A ThreadPoolExecutor that is monitored by the EXOS process manager. If the thread pool stops processing jobs, the process manager will fail the process and attempt to recover it.

__init__(self, max_workers, name=None, period=15, *args, **kwargs)[source]¶

Create a new MonitoredThreadPool named name. The thread pool will send a keepalive message to the process manager every period seconds. If the pool is stuck for more than 3 periods, the process will be failed and recovered.

Remaining arguments are passed to futures.ThreadPoolExecutor.

Process State¶

An EXOS processes have a state, indicating whether it is READY, STOPPED, etc. When a process is started, it will transition from BOOTING to LOADCFG and finally to READY. A process must call ready() to enter the READY state.

exos.api.ready()[source]¶: Declare this process ready for clients. This will update the process state to READY.

exos.api.get_process_state(process_name)[source]¶: Get the ProcessState of process_name.

Process States:

ProcessState.FAIL¶

ProcessState.STOPPED¶

ProcessState.STARTED¶

ProcessState.BOOTING¶

ProcessState.LOADCFG¶

ProcessState.READY¶

Stacking¶

EXOS switches can be “stacked” for redundancy and simplified management.

Not all switches can be stacked. Use the is_stackable() function to determine if the current switch supports stacking.

exos.api.is_stackable()[source]¶

Return True if we are running on a stackable. However, stacking may not be enabled.

Slots¶

The slot collection provides information about the slot numbers used in the stack.

exos.api.slot¶

class exos.api.SlotProperties[source]¶

self¶: The current switch’s slot number.

first¶: The first valid slot number.

last¶: The last valid slot number.

Primary, Backup, and Standby¶

Within each stack, one switch will be master, another may be a backup, and the rest are standbys. The following functions allow a process to determine its switches current state.

exos.api.is_primary()[source]¶: Return True if this switch is the primary.

exos.api.is_backup()[source]¶: Return True if this switch is the backup.

exos.api.is_standby()[source]¶: Return True if this switch is a standby.

Processes can “checkpoint” state so that failover is seamless. For example, as a routing protocol learns about neighbors, it may checkpoint that list to the backup so that the list does not need to re-learned after a failover.

Checkpointing¶

Under Python, checkpointing is implemented as “call this, but over there.” For example, if the primary learned about a new neighbor, it may call an add_neighbor() locally and then use call_on_backup() to make the same call, but on the backup switch:

add_neighbor(new_ip)
api.call_on_backup(add_neighbor, new_ip)

The following checkpointing functions are available.

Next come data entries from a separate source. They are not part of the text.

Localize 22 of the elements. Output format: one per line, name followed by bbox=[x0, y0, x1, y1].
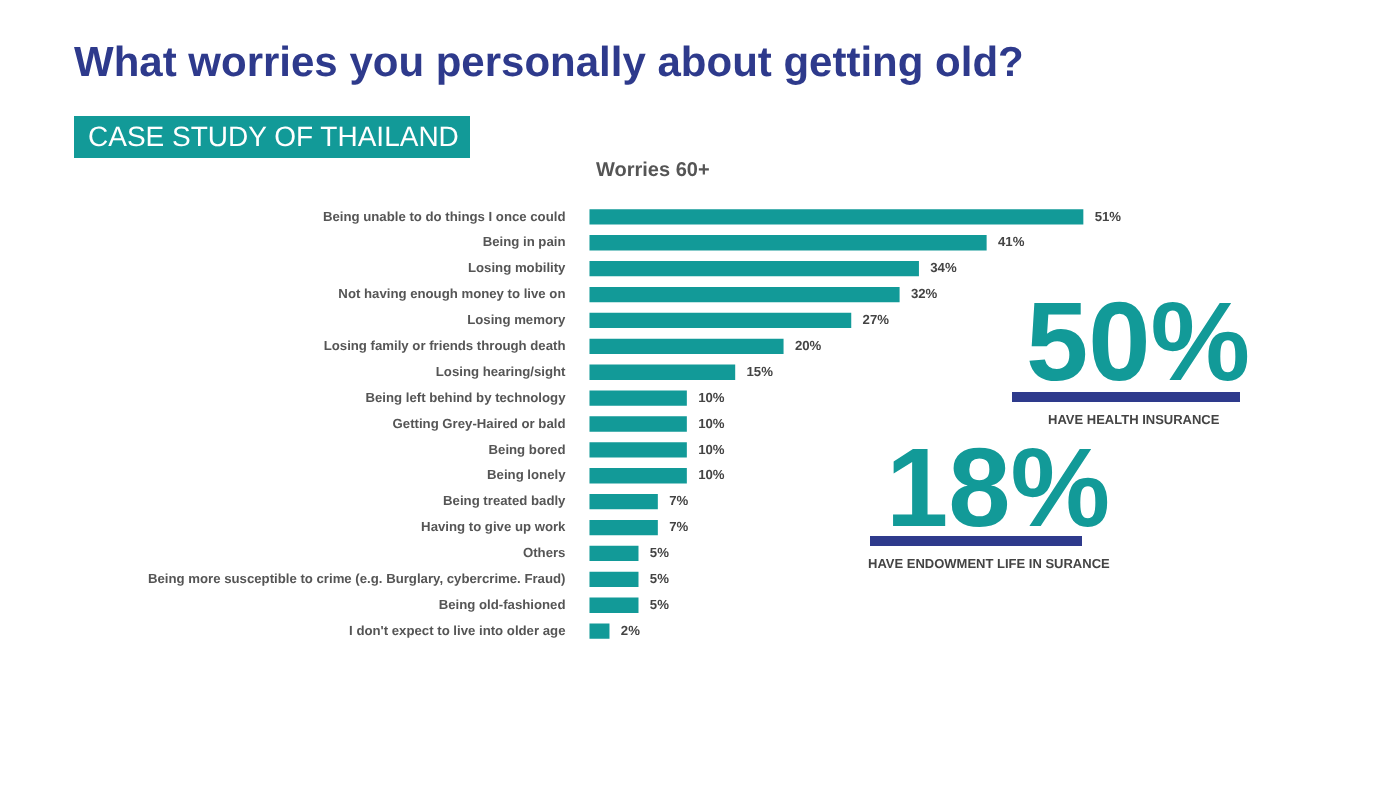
text: CASE STUDY OF THAILAND bbox=[74, 116, 470, 158]
bar bbox=[589, 260, 919, 277]
bar bbox=[589, 390, 687, 406]
bar bbox=[589, 235, 987, 251]
bar bbox=[589, 468, 687, 484]
bar bbox=[589, 571, 639, 588]
bar bbox=[589, 545, 639, 562]
chart-title: What worries you personally about getting old? bbox=[74, 40, 1024, 88]
bar bbox=[589, 519, 658, 536]
annotation: 18% bbox=[886, 424, 1111, 550]
bar bbox=[589, 338, 784, 354]
bar bbox=[589, 623, 610, 639]
bar bbox=[589, 597, 639, 613]
bar bbox=[589, 286, 900, 303]
bar bbox=[589, 364, 736, 380]
bar bbox=[589, 416, 687, 432]
bar bbox=[589, 442, 687, 458]
annotation: 50% bbox=[1026, 278, 1251, 404]
text: Worries 60+ bbox=[596, 160, 710, 182]
bar bbox=[589, 209, 1084, 225]
bar bbox=[589, 312, 852, 329]
bar bbox=[589, 494, 658, 510]
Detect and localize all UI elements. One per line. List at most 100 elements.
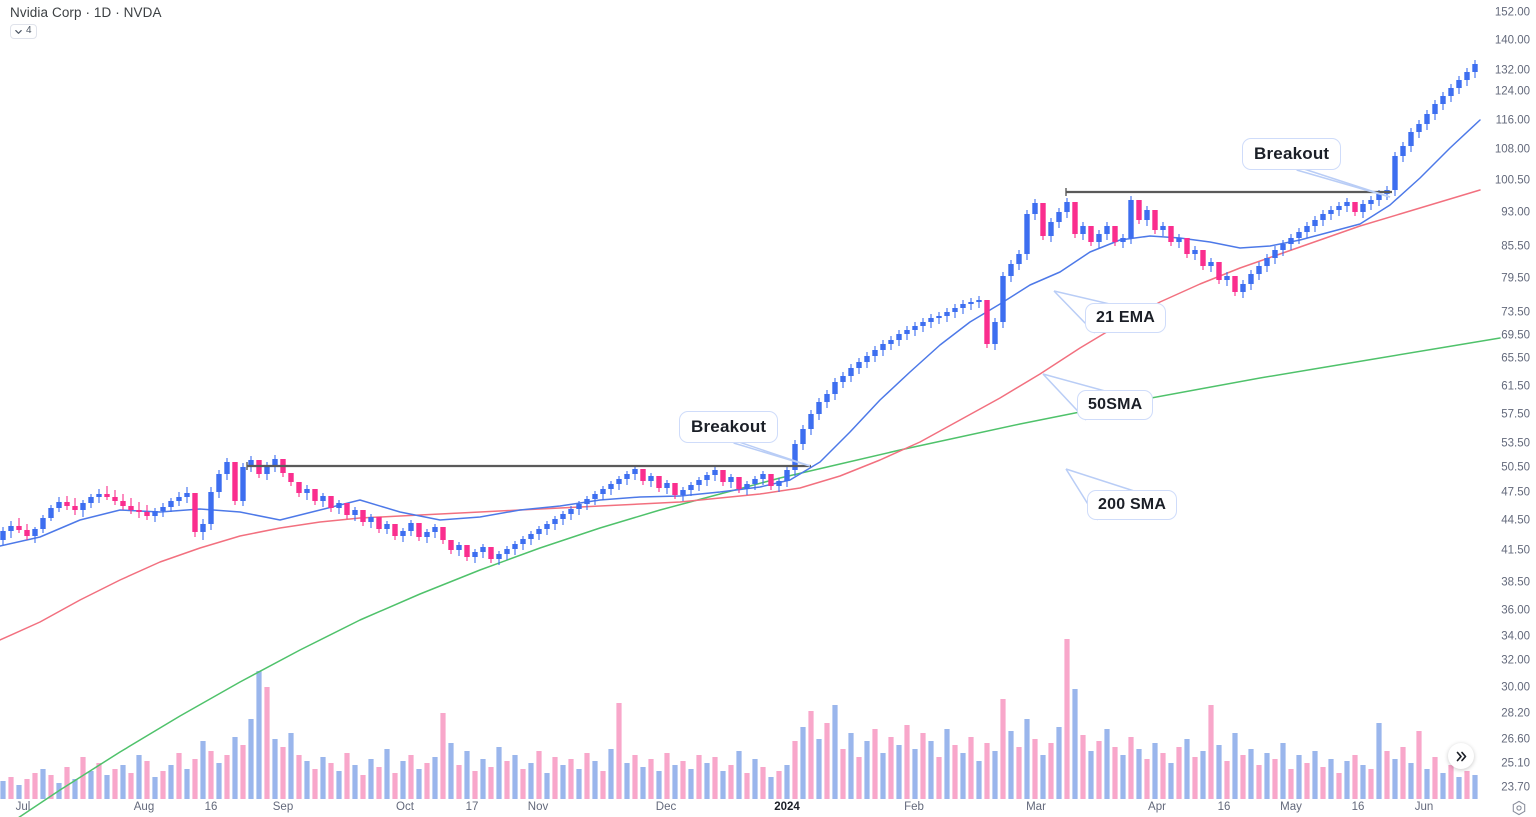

exos.api.is_checkpointing()[source]¶: Return True if this switch is ready to checkpoint data.

exos.api.call_on_primary(fn, *args, **kwds)[source]¶: Call fn on the primary with args and kwds. fn, args, kwds must be pickle-able. If not, a PicklingError is raised. True is returned if the message was sent.

exos.api.call_on_backup(fn, *args, **kwds)[source]¶: Call fn on the backup with args and kwds. fn, args, kwds must be pickle-able. If not, a PicklingError is raised. True is returned if the message was sent.

exos.api.call_on_standby(slot, fn, *args, **kwds)[source]¶: Call fn on the standby with args and kwds. fn, args, kwds must be pickle-able. If not, a PicklingError is raised. True is returned if the message was sent.

exos.api.call_on_standbys(fn, *args, **kwds)[source]¶: Call fn on all standbys with args and kwds. fn, args, kwds must be pickle-able. If not, a PicklingError is raised. True is returned if the message was sent.

Miscellaneous¶

exos.api.get_system_mac()[source]¶: Get the MAC address of the system. Returns None if not available, or the MAC as a tuple of bytes

exos.api.get_sysname()[source]¶: Return the switch name

exos.api.is_capability_supported(capability)[source]¶: Return True if this switch supports the given capability, otherwise False. capability is a string. If it is not a recognized, a ValueError is raised.

Exceptions¶

exception exos.api.ExosError[source]¶

exception exos.api.DeadlockDetectedError[source]¶: An imminent deadlock was detected, typically because a synchronous call was made from an asynchronous context.